10) Dal 27 marzo al 5 aprile 2016. Km 858
Sani Pass – Champagne Valley – Cathedral Peak Natural Reserve. – Royal Natal National Park – Weenen Nature Reserve – Estcourt – Lions River – Durban

Rientriamo in Sudafrica con la discesa dal mitico Sani pass (2’874 m.s.m), percorribile solo per veicoli 4×4. Appena varcato il confine, la strada sterrata si butta letteralmente a valle con una pendenza da far trattenere il respiro, i tornanti sembrano gettati uno sopra l’altro, potremmo dire – usando un termine tratto dallo sci – che si scende in corto-raggio.
Il fondovalle si apre su una bellissima vallata con dei pendii che sembrano vellutati.
Ci lasciamo alle spalle il Drakensberg, o meglio ci giriamo attorno. Infatti, mentre che nel Lesotho si viaggia su questa catena montuosa ma in quota, nella parte sudafricana si ammira l’imponenza e la bellezza di queste montagne dall’altipiano.
Dopo una breve visita alla vallata denominata dello Champagne, ci fermiamo qualche giorno al Cathedral Peack che offre un gran numero di sentieri per ammirare più da vicino gli scenari di queste montagne che si dice più vecchie della catena alpina di una cinquantina di milioni d’anni e per questo motivo ricoperte di un manto erboso. In seguito, altra tappa al Royal Natal NP, che regala una magnifica vista dell’anfiteatro.
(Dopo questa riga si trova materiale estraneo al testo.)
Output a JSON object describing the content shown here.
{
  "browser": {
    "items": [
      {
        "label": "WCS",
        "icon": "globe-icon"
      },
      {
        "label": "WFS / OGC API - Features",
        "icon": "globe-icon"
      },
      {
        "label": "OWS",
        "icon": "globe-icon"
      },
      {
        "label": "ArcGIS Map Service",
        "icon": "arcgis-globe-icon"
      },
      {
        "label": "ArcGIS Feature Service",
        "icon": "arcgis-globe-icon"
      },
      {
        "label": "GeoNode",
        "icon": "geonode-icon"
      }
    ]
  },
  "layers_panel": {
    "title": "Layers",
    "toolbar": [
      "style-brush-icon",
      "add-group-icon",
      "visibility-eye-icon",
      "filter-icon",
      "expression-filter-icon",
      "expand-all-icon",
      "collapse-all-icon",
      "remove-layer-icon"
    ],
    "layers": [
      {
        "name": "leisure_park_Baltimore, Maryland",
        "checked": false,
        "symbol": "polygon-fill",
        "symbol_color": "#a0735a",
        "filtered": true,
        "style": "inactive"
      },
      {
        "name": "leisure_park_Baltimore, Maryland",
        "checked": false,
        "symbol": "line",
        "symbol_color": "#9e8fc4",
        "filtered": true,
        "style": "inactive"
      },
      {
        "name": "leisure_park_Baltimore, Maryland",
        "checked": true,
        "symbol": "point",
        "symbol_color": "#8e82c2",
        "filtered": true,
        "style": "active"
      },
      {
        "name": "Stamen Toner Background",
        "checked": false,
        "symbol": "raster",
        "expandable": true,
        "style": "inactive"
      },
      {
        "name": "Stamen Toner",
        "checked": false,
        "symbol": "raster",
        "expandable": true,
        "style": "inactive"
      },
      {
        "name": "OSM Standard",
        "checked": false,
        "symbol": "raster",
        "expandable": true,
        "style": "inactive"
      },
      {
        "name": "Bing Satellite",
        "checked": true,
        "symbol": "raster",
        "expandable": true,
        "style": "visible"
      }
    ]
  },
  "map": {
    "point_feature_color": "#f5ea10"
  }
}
Sulla strada verso Durban visitiamo la riserva del Weenen, famosa per i suoi rinoceronti bianchi e neri e per le giraffe che ci offrono uno spettacolo di necking tra due giovani maschi. I maschi adulti stabiliscono gerarchie sociali attraverso il “necking” , vale a dire combattimenti che prevedono l’utilizzo del collo come arma offensiva.
La regione del Kwazulu-Natal è stata teatro di diverse battaglie tra inglesi, boeri e zulu. In tempi più recenti anche luogo di cattura di Nelson Mandela.